# GT Manor.... The Revisit - Oct 14



## UEP-Wales (Oct 21, 2014)

*GT Manor.... The Revisit

It's been around 18 months since I visited "GT Manor" last and it seems around the same time since anybody else has been in so as I was in the area, I thought it would only be right to pop in and see how the place is doing.

Visited with a non-member on what was a generally peaceful explore.... apart from the odd duck and hide from the owner who was wandering around at the time!







It was nice to be back inside the manor, to see that work is actually well underway to restore this grand building. Sadly for us though, it meant that many areas of the building were locked and lots of items removed. 
















It's been lovely to see that this 17th century building has evaded the usual metal thieves and vandals that track these places down and that the site has remained in a "good" condition. 





















Hopefully one day, we'll be able to see the finished project but I can't help but think that's a long way off if the current owner drags his feet anymore. Although it appears that work is well underway at this manor, it must be said that it's structure is in a much worst state than my previous visit and this time, I was lucky to not fall fully through one of the floors.

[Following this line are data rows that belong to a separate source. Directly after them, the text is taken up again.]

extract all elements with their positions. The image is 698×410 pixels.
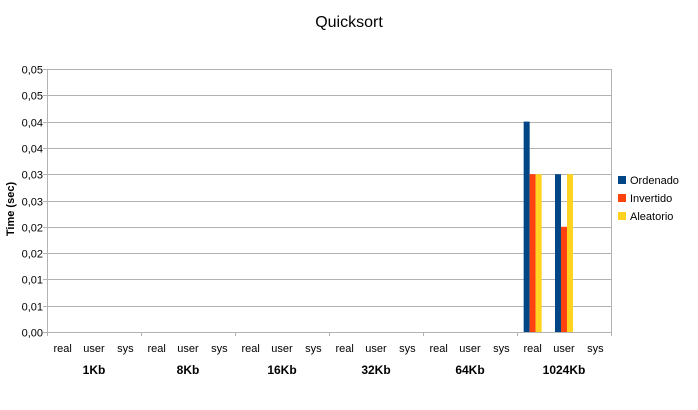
- x-category-label: user: [553, 343, 575, 355]
- x-category-label: real: [241, 343, 259, 355]
- x-category-label: real: [523, 343, 541, 355]
- x-category-label: sys: [587, 343, 604, 355]
- x-category-label: user: [365, 343, 387, 355]
- y-tick-label: 0,03: [22, 170, 43, 182]
- x-category-label: sys: [305, 343, 322, 355]
- bars: [523, 121, 573, 332]
- grid: [47, 69, 612, 333]
- x-category-label: sys: [117, 343, 134, 355]
- x-category-label: user: [271, 343, 293, 355]
- y-tick-label: 0,05: [22, 91, 43, 103]
- x-group-label: 1Kb: [83, 363, 106, 377]
- y-axis-title: Time (sec): [5, 182, 17, 237]
- legend-swatch: [618, 176, 626, 184]
- x-category-label: user: [459, 343, 481, 355]
- bar: [523, 121, 530, 332]
- bar: [535, 174, 542, 332]
- x-category-label: user: [83, 343, 105, 355]
- x-group-label: 32Kb: [361, 363, 390, 377]
- legend-label: Aleatorio: [630, 211, 673, 223]
- y-tick-label: 0,03: [22, 197, 43, 209]
- x-group-label: 64Kb: [455, 363, 484, 377]
- x-category-label: user: [177, 343, 199, 355]
- legend-label: Invertido: [630, 193, 672, 205]
- x-group-label: 8Kb: [177, 363, 200, 377]
- y-tick-label: 0,02: [22, 223, 43, 235]
- legend-label: Ordenado: [630, 175, 679, 187]
- bar: [529, 174, 536, 332]
- legend: Ordenado Invertido Aleatorio: [618, 175, 679, 223]
- x-category-label: real: [53, 343, 71, 355]
- bar: [561, 226, 567, 332]
- x-category-label: sys: [399, 343, 416, 355]
- y-tick-label: 0,02: [22, 249, 43, 261]
- y-tick-label: 0,05: [22, 65, 43, 77]
- bar: [567, 174, 573, 332]
- x-group-label: 16Kb: [267, 363, 296, 377]
- legend-swatch: [618, 212, 626, 220]
- axes: 0,00 0,01 0,01 0,02 0,02 0,03 0,03 0,04 0,04 0,05…: [22, 65, 612, 377]
- x-category-label: sys: [493, 343, 510, 355]
- x-category-label: sys: [211, 343, 228, 355]
- bar: [555, 174, 561, 332]
- x-category-label: real: [429, 343, 447, 355]
- y-tick-label: 0,01: [22, 302, 43, 314]
- y-tick-label: 0,04: [22, 118, 43, 130]
- y-tick-label: 0,01: [22, 275, 43, 287]
- x-category-label: real: [335, 343, 353, 355]
- chart-title: Quicksort: [315, 14, 383, 31]
- x-category-label: real: [147, 343, 165, 355]
- y-tick-label: 0,00: [22, 328, 43, 340]
- legend-swatch: [618, 194, 626, 202]
- y-tick-label: 0,04: [22, 144, 43, 156]
- x-group-label: 1024Kb: [543, 363, 586, 377]
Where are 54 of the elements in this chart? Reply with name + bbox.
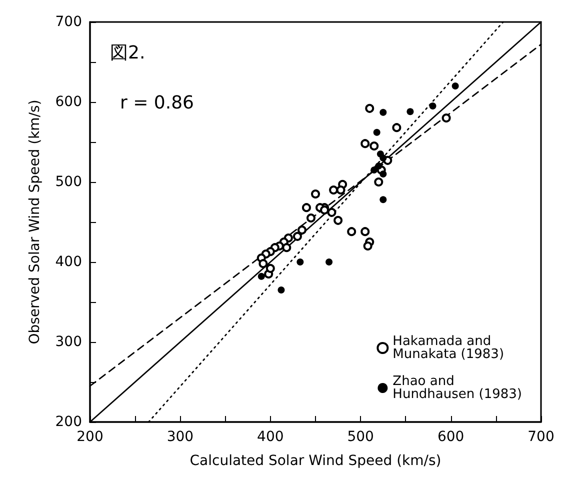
point xyxy=(306,214,316,222)
point xyxy=(373,128,380,136)
x-tick-label: 200 xyxy=(76,429,104,445)
x-tick-label: 700 xyxy=(528,429,554,445)
point xyxy=(374,178,384,186)
y-tick-label: 500 xyxy=(55,174,82,190)
y-axis-title: Observed Solar Wind Speed (km/s) xyxy=(27,100,43,344)
point xyxy=(327,208,336,217)
point xyxy=(258,259,268,268)
y-tick-label: 200 xyxy=(55,414,82,430)
y-tick-label: 300 xyxy=(55,334,82,350)
point xyxy=(334,216,343,225)
x-tick-label: 500 xyxy=(347,429,374,445)
point xyxy=(302,203,311,212)
x-tick-label: 300 xyxy=(166,429,194,445)
point xyxy=(370,142,379,150)
y-tick-label: 700 xyxy=(55,14,82,30)
annotation: r = 0.86 xyxy=(120,92,194,114)
point xyxy=(278,286,285,294)
point xyxy=(406,108,414,116)
point xyxy=(320,206,330,214)
point xyxy=(375,162,382,170)
point xyxy=(360,139,370,148)
point xyxy=(380,108,387,116)
y-tick-label: 600 xyxy=(55,94,82,110)
point xyxy=(347,227,356,236)
point xyxy=(442,114,451,122)
x-tick-label: 600 xyxy=(437,429,464,445)
point xyxy=(326,258,333,266)
point xyxy=(365,104,374,113)
point xyxy=(363,242,372,250)
legend-label: Zhao and Hundhausen (1983) xyxy=(392,374,522,402)
point xyxy=(376,150,384,158)
point xyxy=(380,170,387,178)
annotation: 図2. xyxy=(110,42,146,64)
x-tick-label: 400 xyxy=(257,429,284,445)
x-axis-title: Calculated Solar Wind Speed (km/s) xyxy=(190,453,442,469)
point xyxy=(292,232,302,241)
point xyxy=(282,243,292,252)
legend-label: Hakamada and Munakata (1983) xyxy=(392,334,504,362)
point xyxy=(266,264,275,273)
point xyxy=(311,190,320,198)
point xyxy=(297,226,306,234)
point xyxy=(452,82,459,90)
point xyxy=(392,123,402,132)
point xyxy=(258,272,265,280)
point xyxy=(329,186,338,194)
point xyxy=(360,227,370,236)
point xyxy=(429,102,436,110)
point xyxy=(380,196,387,204)
point xyxy=(336,186,346,194)
point xyxy=(296,258,304,266)
point xyxy=(370,166,378,174)
y-tick-label: 400 xyxy=(55,254,82,270)
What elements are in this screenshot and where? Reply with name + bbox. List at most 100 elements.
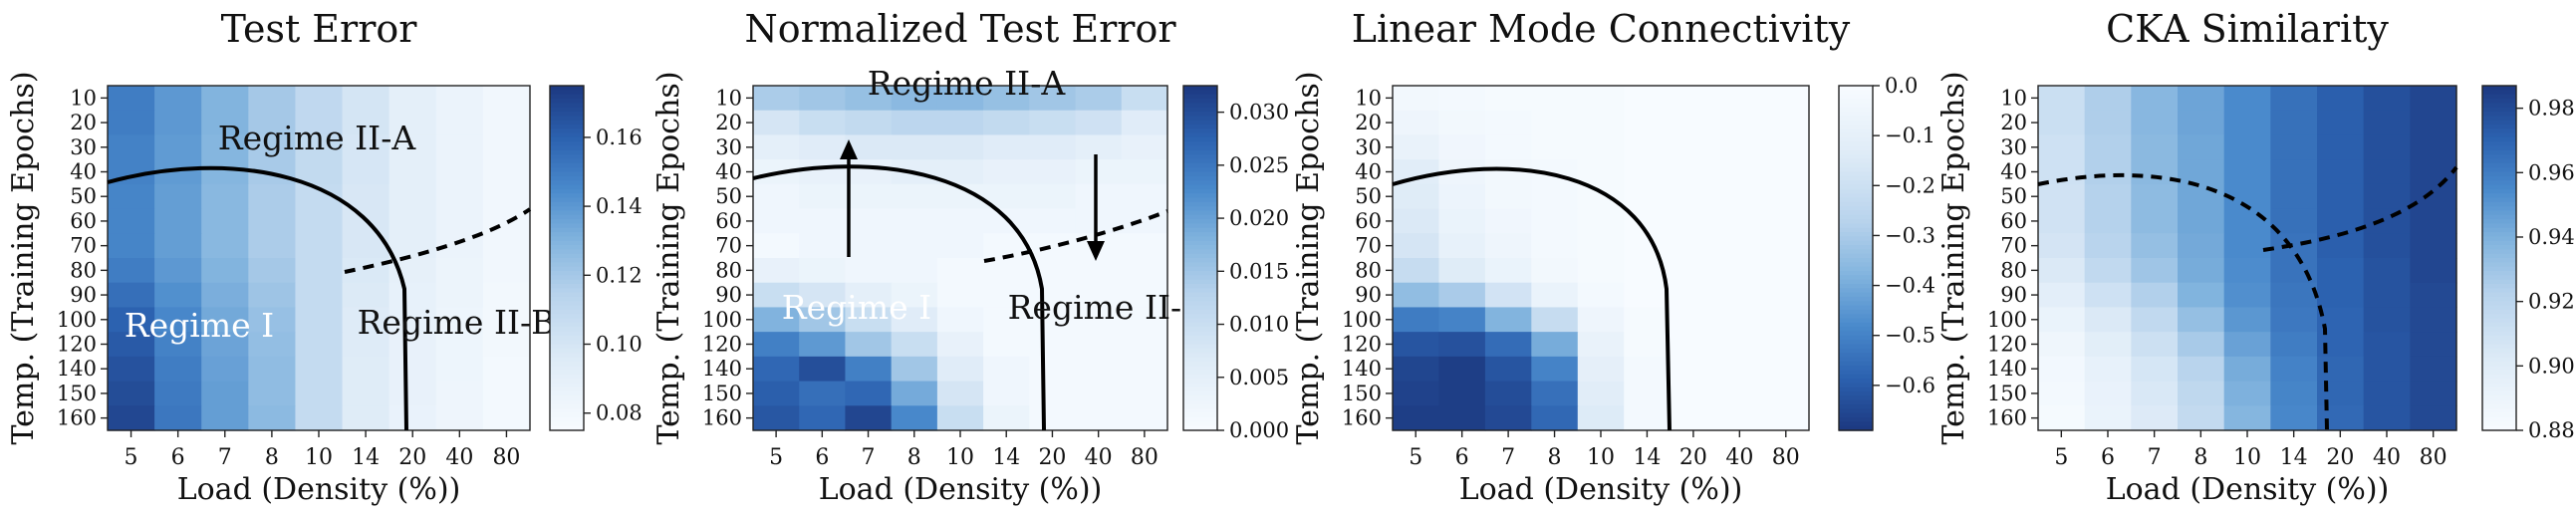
colorbar-segment xyxy=(1839,111,1873,117)
heatmap-cell xyxy=(1716,183,1764,210)
colorbar-tick-label: 0.000 xyxy=(1229,418,1289,442)
heatmap-cell xyxy=(2038,183,2086,210)
colorbar-segment xyxy=(1183,383,1217,388)
colorbar-segment xyxy=(1839,408,1873,414)
heatmap-cell xyxy=(983,208,1030,234)
heatmap-cell xyxy=(1670,381,1717,406)
heatmap-cell xyxy=(753,233,800,259)
heatmap-cell xyxy=(342,110,390,136)
x-tick-label: 14 xyxy=(2280,445,2308,470)
heatmap-cell xyxy=(1716,258,1764,284)
heatmap-cell xyxy=(2038,332,2086,358)
heatmap-cell xyxy=(1121,183,1168,210)
x-tick-label: 80 xyxy=(2420,445,2447,470)
regime-label: Regime II-A xyxy=(868,64,1067,103)
colorbar-segment xyxy=(550,395,584,401)
colorbar-segment xyxy=(2482,245,2516,251)
y-tick-label: 80 xyxy=(2000,258,2027,282)
colorbar-segment xyxy=(1183,193,1217,199)
heatmap-cell xyxy=(1577,208,1625,234)
colorbar-segment xyxy=(2482,262,2516,268)
heatmap-cell xyxy=(248,381,297,406)
heatmap-cell xyxy=(435,110,484,136)
heatmap-cell xyxy=(1393,381,1440,406)
colorbar-segment xyxy=(1839,201,1873,207)
colorbar-segment xyxy=(1839,331,1873,337)
colorbar-segment xyxy=(550,387,584,392)
heatmap-cell xyxy=(2363,208,2411,234)
colorbar-segment xyxy=(2482,408,2516,414)
heatmap-cell xyxy=(1716,332,1764,358)
heatmap-cell xyxy=(154,332,202,358)
colorbar-segment xyxy=(1183,340,1217,346)
y-tick-label: 20 xyxy=(70,111,97,134)
heatmap-cell xyxy=(1121,159,1168,185)
heatmap-cell xyxy=(753,183,800,210)
heatmap-cell xyxy=(2270,233,2318,259)
heatmap-cell xyxy=(891,208,938,234)
heatmap-cell xyxy=(2363,233,2411,259)
heatmap-panel-1: Regime II-A Regime I Regime II-B Test Error… xyxy=(6,7,643,507)
heatmap-cell xyxy=(201,356,249,383)
heatmap-cell xyxy=(753,86,800,112)
heatmap-cell xyxy=(1393,233,1440,259)
heatmap-cell xyxy=(1484,183,1532,210)
heatmap-cell xyxy=(2038,307,2086,333)
heatmap-cell xyxy=(1624,159,1672,185)
colorbar-segment xyxy=(1183,309,1217,315)
heatmap-cell xyxy=(753,208,800,234)
heatmap-cell xyxy=(2317,134,2365,160)
colorbar-segment xyxy=(550,188,584,194)
heatmap-cell xyxy=(201,307,249,333)
heatmap-cell xyxy=(1075,159,1123,185)
heatmap-cell xyxy=(1624,332,1672,358)
heatmap-cell xyxy=(2317,86,2365,112)
colorbar-segment xyxy=(1839,318,1873,324)
colorbar-segment xyxy=(1839,335,1873,341)
heatmap-cell xyxy=(435,307,484,333)
heatmap-cell xyxy=(1029,381,1077,406)
colorbar-segment xyxy=(550,327,584,333)
heatmap-cell xyxy=(435,381,484,406)
heatmap-cell xyxy=(295,258,344,284)
colorbar-segment xyxy=(2482,266,2516,272)
heatmap-cell xyxy=(845,159,893,185)
colorbar-segment xyxy=(550,314,584,320)
y-tick-label: 120 xyxy=(1342,333,1382,357)
colorbar-segment xyxy=(550,270,584,277)
x-tick-label: 80 xyxy=(1772,445,1800,470)
colorbar-segment xyxy=(550,197,584,203)
heatmap-cell xyxy=(435,258,484,284)
heatmap-cell xyxy=(1716,159,1764,185)
heatmap-cell xyxy=(1438,110,1486,136)
heatmap-cell xyxy=(2410,381,2457,406)
colorbar-segment xyxy=(2482,399,2516,405)
colorbar-segment xyxy=(1183,292,1217,298)
colorbar-segment xyxy=(1183,116,1217,122)
colorbar-segment xyxy=(1839,188,1873,194)
colorbar-tick-label: 0.16 xyxy=(596,126,643,149)
colorbar-segment xyxy=(2482,425,2516,431)
heatmap-cell xyxy=(2410,258,2457,284)
heatmap-cell xyxy=(295,282,344,309)
heatmap-cell xyxy=(342,134,390,160)
heatmap-cell xyxy=(2084,233,2132,259)
colorbar: 0.0 −0.1 −0.2 −0.3 −0.4 −0.5 −0.6 xyxy=(1838,74,1935,431)
colorbar-segment xyxy=(1839,171,1873,177)
heatmap-cell xyxy=(2410,307,2457,333)
colorbar-segment xyxy=(550,167,584,173)
colorbar-segment xyxy=(550,180,584,186)
heatmap-cell xyxy=(2131,405,2179,431)
heatmap-cell xyxy=(342,159,390,185)
colorbar-segment xyxy=(2482,90,2516,96)
heatmap-cell xyxy=(2178,332,2225,358)
colorbar: 0.000 0.005 0.010 0.015 0.020 0.025 0.030 xyxy=(1182,85,1289,442)
heatmap-cell xyxy=(845,405,893,431)
colorbar-segment xyxy=(1183,240,1217,246)
colorbar-segment xyxy=(1839,399,1873,405)
colorbar-segment xyxy=(1839,340,1873,346)
colorbar-segment xyxy=(550,374,584,380)
colorbar-segment xyxy=(1839,417,1873,423)
colorbar-segment xyxy=(550,340,584,346)
heatmap-cell xyxy=(2223,233,2271,259)
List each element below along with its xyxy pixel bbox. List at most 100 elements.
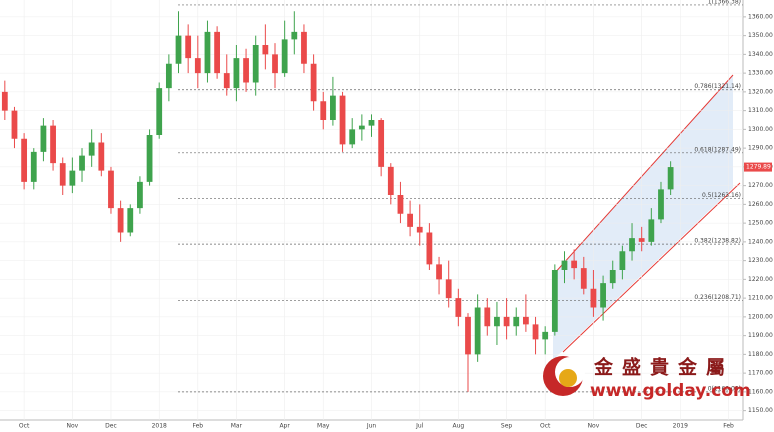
candle-body [416,226,423,233]
candle-body [387,166,394,195]
fib-label: 0.382(1238.82) [694,238,741,245]
x-tick-label: Mar [231,423,243,430]
x-tick-label: Sep [501,423,513,430]
logo [559,369,577,387]
watermark: 金 盛 貴 金 屬 www.golday.com [543,356,751,401]
candle-body [532,324,539,340]
y-tick-label: 1150.00 [748,407,773,414]
y-tick-label: 1160.00 [748,388,773,395]
candle-body [185,35,192,59]
candle-body [137,181,143,209]
candle-body [368,120,375,126]
candle-body [320,101,327,120]
y-tick-label: 1210.00 [748,295,773,302]
x-tick-label: May [317,423,330,430]
candle-body [397,195,404,214]
y-tick-label: 1350.00 [748,32,773,39]
x-tick-label: Nov [67,423,79,430]
y-tick-label: 1240.00 [748,238,773,245]
y-tick-label: 1230.00 [748,257,773,264]
x-tick-label: Feb [723,423,734,430]
candle-body [194,58,201,74]
watermark-name: 盛 [622,356,641,379]
candles [1,11,674,392]
candle-body [330,95,336,120]
candle-body [513,316,520,327]
last-price-label: 1279.89 [746,164,771,171]
candle-body [455,298,462,317]
candle-body [243,58,249,83]
channel-lower [562,182,741,353]
y-tick-label: 1270.00 [748,182,773,189]
y-tick-label: 1320.00 [748,88,773,95]
x-tick-label: 2019 [673,423,688,430]
candle-body [590,288,597,308]
candle-body [1,91,8,111]
candle-body [484,307,491,327]
fib-label: 0.5(1263.16) [702,192,741,199]
fib-label: 0.786(1321.14) [694,83,741,90]
candle-body [69,170,76,186]
y-tick-label: 1340.00 [748,51,773,58]
y-tick-label: 1170.00 [748,370,773,377]
candle-body [648,219,655,242]
watermark-url: www.golday.com [590,381,751,401]
x-tick-label: Aug [452,423,464,430]
candle-body [638,238,645,242]
fib-label: 0.236(1208.71) [694,294,741,301]
candle-body [40,125,47,152]
candle-body [146,135,153,182]
x-tick-label: Nov [588,423,600,430]
watermark-name: 貴 [650,356,669,379]
x-tick-label: Dec [105,423,117,430]
candle-body [11,110,18,139]
candle-body [204,31,211,74]
candle-body [21,138,28,182]
candle-body [436,264,442,280]
y-tick-label: 1330.00 [748,70,773,77]
candle-body [600,283,606,308]
candle-body [301,31,307,64]
candle-body [223,73,230,89]
candle-body [551,270,558,332]
axes: 1150.00 1160.00 1170.00 1180.00 1190.00 1200.… [19,13,773,429]
fib-label: 0.618(1287.49) [694,146,741,153]
candle-body [609,270,616,284]
x-tick-label: Apr [279,423,290,430]
candle-body [503,316,510,327]
candle-body [426,232,433,265]
candle-body [358,125,365,130]
x-tick-label: Dec [636,423,648,430]
candle-body [494,316,500,327]
candle-body [619,251,626,270]
candle-body [214,31,221,74]
y-tick-label: 1190.00 [748,332,773,339]
y-tick-label: 1200.00 [748,313,773,320]
candle-body [291,31,298,40]
y-tick-label: 1260.00 [748,201,773,208]
watermark-name: 金 [677,356,698,379]
x-tick-label: 2018 [152,423,167,430]
fibonacci: 1(1366.38) 0.786(1321.14) 0.618(1287.49) 0.… [178,0,743,392]
candle-body [272,54,278,74]
candle-body [127,208,134,233]
watermark-name: 金 [593,356,614,379]
y-tick-label: 1290.00 [748,145,773,152]
candle-body [98,142,105,171]
x-tick-label: Oct [19,423,30,430]
y-tick-label: 1310.00 [748,107,773,114]
channel-fill [553,75,733,360]
candle-body [50,125,56,164]
y-tick-label: 1300.00 [748,126,773,133]
candle-body [349,129,356,145]
candle-body [233,58,240,89]
candle-body [156,88,163,135]
candle-body [165,63,172,89]
x-tick-label: Jun [366,423,377,430]
candle-body [175,35,182,64]
candle-body [262,45,269,55]
watermark-name: 屬 [706,357,725,379]
candle-body [474,307,481,355]
candle-body [310,63,317,102]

Thanks for looking.... Time to leave.




*​


----------



## mockingbird (Oct 21, 2014)

Lovely mate very elegantly done


----------



## UrbanX (Oct 21, 2014)

Absolutely stunning mate!


----------



## HughieD (Oct 22, 2014)

Yup...brilliant pix there mate.


----------



## UEP-Wales (Oct 22, 2014)

Cheers guys


----------



## cuboard (Oct 22, 2014)

wow, three years ago since I went here and still one of my favourite explores to date, nice work.


----------



## flyboys90 (Oct 22, 2014)

Nice to see it aint been knocked about!Cracking photos and thanks for showing.


----------



## DirtyJigsaw (Oct 22, 2014)

Awesome. Liking this a lot. Great set


----------



## tumble112 (Oct 22, 2014)

These pictures have certainly done the house justice. The third from last is particularly outstanding.


----------



## skankypants (Oct 23, 2014)

Top work mate


----------



## mrtoby (Oct 24, 2014)

GT is always a pleasure to see. Top stuff boyo


----------



## UEP-Wales (Oct 25, 2014)

Cheers again guys, much appreciated


----------



## Chopper (Oct 25, 2014)

What a stunning place. Shame to see it in such a state, but at least it is being saved. Nice pics


----------



## decker (Oct 25, 2014)

Impressive.. what character !


----------



## Old No.13 (Oct 25, 2014)

Beautifully shot, what a place!!


----------



## mookster (Oct 30, 2014)

Great to see an update from here....I'm so glad that work is finally being done to save it.


----------